The cause of President Carter's distress during a marathon near Camp David yesterday may well have been in his head, rather than in his legs.

In fact, Sen. Edward M. Kennedy, a Soviet brigade in Cuba, the economy and aide Hamilton Jordan's legal difficulties may have had as much to do with Carter's physical problems as the steepness of the mountain racecourse.

Although the White House yesterday refused to release any explanation of why Carter, who has been jogging for more than six months, was unable to complete the race, several highly respected medical experts said psychological stress can sap the strength and stamina of someone who is otherwise physically fit.

Such a physical collapse "certainly could" be psychological stress, said Dr. Theodore Cole, chairman of the department of physical medicine and rehabilitation at the University of Michigan School of Medicine.

Explaining that he has not examined Carter, and was only engaging in speculation, Cole said mental stress could have affected the president's physical performance "by putting a strain on his body reserves prior to the race; perhaps he was exhausted."

Cole said that the symptoms -- groaning, rubbery legs, loss of color and glazed eyes -- witnessed by Washington Post reporter Colman McCarthy, who was running beside Carter when the president collapsed, could suggest he wasn't getting enough oxygen to the brain.

"For a trained runner," said Cole, "it would be uncommon to drop out that soon. If he had those kinds of symptoms, then there are a whole host of possibilities."

"The most serious" of those possibilities "is a weakness in his cardiovascular system, possibly in the heart, possibly the cerebral blood flow."

On the other hand, said Cole and other physicians, "an early stage of a virus could cause these symptoms."

Dr. Vernon B. Mountcastle, chairman of the division of physiology at Johns Hopkins University School of Medicine, said, "Every runner has had this happen to him. I've experienced it myself. If one tries to run farther than one is used to, or up and down hills," the system may be overtaxed.

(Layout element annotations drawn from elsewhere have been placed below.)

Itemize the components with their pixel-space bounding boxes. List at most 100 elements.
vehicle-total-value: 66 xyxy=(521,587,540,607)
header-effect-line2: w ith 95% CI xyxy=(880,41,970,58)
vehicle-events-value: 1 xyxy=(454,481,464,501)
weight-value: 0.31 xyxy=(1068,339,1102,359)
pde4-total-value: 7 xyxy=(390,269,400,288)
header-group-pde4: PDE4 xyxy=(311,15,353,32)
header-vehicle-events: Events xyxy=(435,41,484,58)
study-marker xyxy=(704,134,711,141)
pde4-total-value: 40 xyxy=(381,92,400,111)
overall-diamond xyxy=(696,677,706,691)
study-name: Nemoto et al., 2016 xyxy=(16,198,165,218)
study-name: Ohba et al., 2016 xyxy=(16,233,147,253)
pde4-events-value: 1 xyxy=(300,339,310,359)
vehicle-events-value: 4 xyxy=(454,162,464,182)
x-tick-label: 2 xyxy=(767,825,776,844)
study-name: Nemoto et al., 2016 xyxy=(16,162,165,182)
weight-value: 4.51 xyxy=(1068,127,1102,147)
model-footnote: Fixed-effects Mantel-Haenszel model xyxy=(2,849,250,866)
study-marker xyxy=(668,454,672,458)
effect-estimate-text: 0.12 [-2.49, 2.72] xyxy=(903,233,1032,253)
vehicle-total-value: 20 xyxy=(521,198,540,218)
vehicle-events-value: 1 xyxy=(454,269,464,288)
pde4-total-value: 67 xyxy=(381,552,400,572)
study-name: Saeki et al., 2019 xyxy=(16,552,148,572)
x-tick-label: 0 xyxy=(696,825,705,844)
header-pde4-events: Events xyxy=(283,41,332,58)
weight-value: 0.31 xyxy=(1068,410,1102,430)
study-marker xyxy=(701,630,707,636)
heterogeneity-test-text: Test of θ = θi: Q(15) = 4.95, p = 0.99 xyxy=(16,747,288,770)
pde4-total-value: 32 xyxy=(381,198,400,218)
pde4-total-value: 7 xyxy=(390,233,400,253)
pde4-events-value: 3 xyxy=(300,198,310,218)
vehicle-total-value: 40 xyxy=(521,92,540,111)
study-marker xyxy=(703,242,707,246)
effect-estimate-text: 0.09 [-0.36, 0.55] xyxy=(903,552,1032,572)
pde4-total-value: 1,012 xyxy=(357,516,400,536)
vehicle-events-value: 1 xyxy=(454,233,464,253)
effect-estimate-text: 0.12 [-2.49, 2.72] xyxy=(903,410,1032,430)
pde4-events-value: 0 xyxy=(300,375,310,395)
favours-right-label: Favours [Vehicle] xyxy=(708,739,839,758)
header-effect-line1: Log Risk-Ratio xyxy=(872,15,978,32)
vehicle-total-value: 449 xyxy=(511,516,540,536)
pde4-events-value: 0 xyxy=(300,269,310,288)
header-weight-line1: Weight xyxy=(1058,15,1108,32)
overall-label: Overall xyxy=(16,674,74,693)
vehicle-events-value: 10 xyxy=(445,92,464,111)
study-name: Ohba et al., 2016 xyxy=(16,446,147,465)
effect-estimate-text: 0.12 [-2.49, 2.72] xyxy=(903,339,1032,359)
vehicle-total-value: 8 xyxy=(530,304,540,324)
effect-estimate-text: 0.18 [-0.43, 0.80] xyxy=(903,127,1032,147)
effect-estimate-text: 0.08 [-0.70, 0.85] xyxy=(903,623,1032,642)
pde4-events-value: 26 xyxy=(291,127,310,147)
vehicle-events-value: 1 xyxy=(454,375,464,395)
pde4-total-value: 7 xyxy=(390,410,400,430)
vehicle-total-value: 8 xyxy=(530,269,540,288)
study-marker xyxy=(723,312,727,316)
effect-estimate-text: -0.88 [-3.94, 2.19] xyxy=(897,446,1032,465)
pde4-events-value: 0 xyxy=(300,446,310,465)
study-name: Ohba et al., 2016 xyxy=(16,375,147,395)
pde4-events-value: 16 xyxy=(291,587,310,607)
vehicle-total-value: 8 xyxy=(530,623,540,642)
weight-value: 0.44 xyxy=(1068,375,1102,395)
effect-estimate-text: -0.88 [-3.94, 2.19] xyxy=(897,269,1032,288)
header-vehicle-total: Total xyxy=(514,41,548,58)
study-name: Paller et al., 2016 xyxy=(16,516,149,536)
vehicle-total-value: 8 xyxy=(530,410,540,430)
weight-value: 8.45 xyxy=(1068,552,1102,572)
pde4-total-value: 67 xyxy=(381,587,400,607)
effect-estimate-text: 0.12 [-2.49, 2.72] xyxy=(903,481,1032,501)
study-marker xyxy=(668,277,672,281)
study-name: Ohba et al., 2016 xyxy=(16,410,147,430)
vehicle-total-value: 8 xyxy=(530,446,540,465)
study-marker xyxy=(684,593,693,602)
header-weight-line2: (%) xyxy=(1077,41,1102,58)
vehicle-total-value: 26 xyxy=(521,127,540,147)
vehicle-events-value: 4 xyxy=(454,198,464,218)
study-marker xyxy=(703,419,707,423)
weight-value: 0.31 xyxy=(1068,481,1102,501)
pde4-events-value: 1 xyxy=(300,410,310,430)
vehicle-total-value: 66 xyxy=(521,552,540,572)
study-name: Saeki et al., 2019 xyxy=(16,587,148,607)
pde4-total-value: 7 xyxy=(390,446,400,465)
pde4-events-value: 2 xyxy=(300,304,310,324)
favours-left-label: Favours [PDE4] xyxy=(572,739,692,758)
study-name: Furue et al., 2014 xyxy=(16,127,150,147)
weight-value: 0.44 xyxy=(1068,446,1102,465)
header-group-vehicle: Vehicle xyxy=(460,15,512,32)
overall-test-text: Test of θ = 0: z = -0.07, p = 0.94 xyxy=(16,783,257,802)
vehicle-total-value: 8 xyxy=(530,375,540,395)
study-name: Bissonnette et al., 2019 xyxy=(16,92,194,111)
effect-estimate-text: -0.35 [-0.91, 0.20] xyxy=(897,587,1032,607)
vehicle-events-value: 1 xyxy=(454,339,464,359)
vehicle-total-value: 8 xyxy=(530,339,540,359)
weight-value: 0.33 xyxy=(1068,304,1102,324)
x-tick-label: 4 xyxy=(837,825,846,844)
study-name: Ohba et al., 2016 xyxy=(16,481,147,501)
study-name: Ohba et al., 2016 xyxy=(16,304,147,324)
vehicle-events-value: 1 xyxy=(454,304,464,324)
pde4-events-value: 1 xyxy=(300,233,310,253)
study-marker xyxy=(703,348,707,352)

Dr. Myron L. Weisfeldt, chairman of the division of cardiology at Hopkins, said there are "a lot of reflex factors . . . that can lead to a sudden feeling of fatigue, or real fatigue."

A problem like an upset stomach, totally unrelated to the exercise," could have caused "some sort of reflex phenomenon like pooling of blood in the abdomen," said Weisfeldt. Such blood pooling would result in less blood being pumped to the brain, and a feeling of faintness, or actual fainting, he said.

Carter's symptoms could also have been caused by a drop in blood pressure, set off by something as simple as becoming overheated, said the cardiologist.

When the body overheats, blood rushes to the surface of the skin where it can be cooled off. Because so much blood is being sent to the peripheral areas of the body, a person can become faint from lack of blood -- and hence oxygen -- in the brain.

Weisfeldt also said psychological stress could cause a similar physical reaction. "On a reflex basis, certainly, under stress peoples' bodies react by pooling blood, dilating the arteries."

There are a whole series of heart problems which, short of a heart attack, could cause symptoms such as those Carter experienced, said Weisfeldt.

But the symptoms alone, he said, do "not indicate any serious problem."